With coupons? Really?

Well, there’s more. LivingSocial and its larger rival Groupon have pioneered a new form of local advertising, one that exploits the massive scale of the Internet to drive customers into brick-and-mortar businesses.

In no time, the company has become the most aggressive private employer in the District — adding 600 jobs in less than two years. The churn has turned heads in Maryland and Virginia, where officials are hungry to create jobs.

LivingSocial’s reach has extended worldwide, with 40 million subscribers in 25 countries (to Groupon’s 43) from Asia to Western Europe to South America. Its global growth is fueled mostly by acquisitions. Last week, for instance, it snapped up a South Korean company with 2 million members and 600 employees.

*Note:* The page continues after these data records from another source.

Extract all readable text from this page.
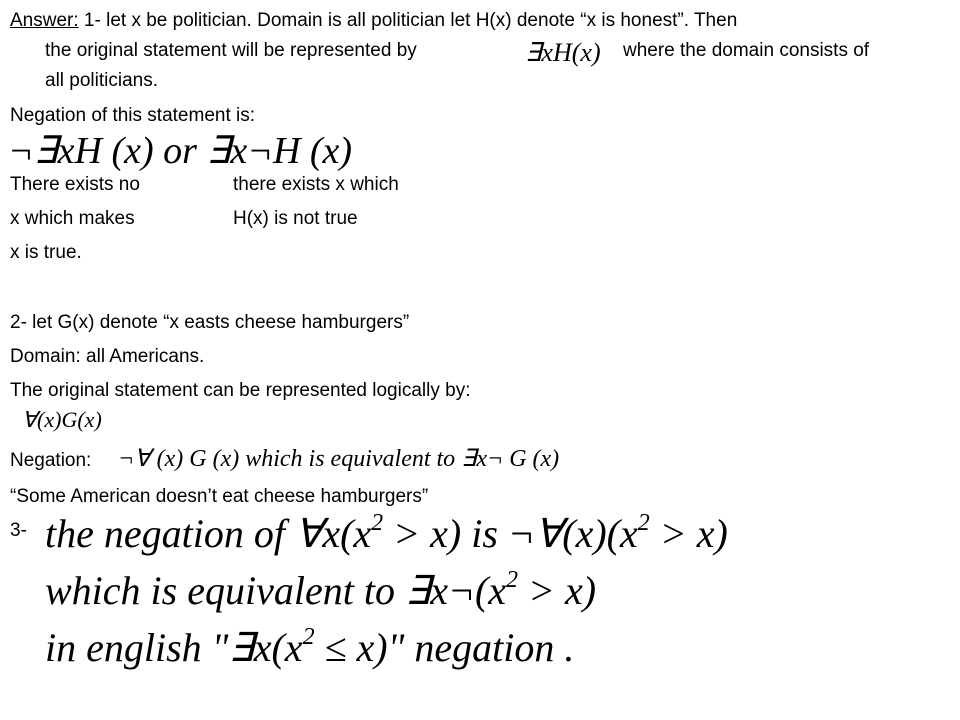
Answer: 1- let x be politician. Domain is all politician let H(x) denote “x is honest”. Then
the original statement will be represented by	∃xH(x) where the domain consists of
all politicians.
Negation of this statement is:
¬∃xH (x) or ∃x¬H (x)
There exists no
x which makes
x is true.
there exists x which
H(x) is not true
2- let G(x) denote “x easts cheese hamburgers”
Domain: all Americans.
The original statement can be represented logically by:
∀(x)G(x)
Negation: ¬∀ (x) G (x) which is equivalent to ∃x¬ G (x)
“Some American doesn’t eat cheese hamburgers”
3- the negation of $\forall x(x^2 > x)$ is $\neg\forall(x)(x^2 > x)$
which is equivalent to $\exists x\neg(x^2 > x)$
in english "$\exists x(x^2 \le x)$" negation .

When LivingSocial begins selling shares to the public, a process expected to be put in motion as early as this week, O’Shaughnessy, 29, and his team will become multimillionaires — on paper at least. Investors who put $100,000 into LivingSocial just a year ago could hold shares worth as much as $5 million, depending on how the company is valued.

It all snapped into place at the “Hooters meeting,” as it is known among LivingSocial insiders. The founders had been on a quest for a business with blockbuster potential. With the daily deals, they thought they had it.

Despite LivingSocial’s meteoric rise, skeptics are taking a wait-and-see approach to a valuation in the billions. After all, competitors crop up daily. Consumers might feel bombarded by e-mails. Merchants could soon resent the steep discounts.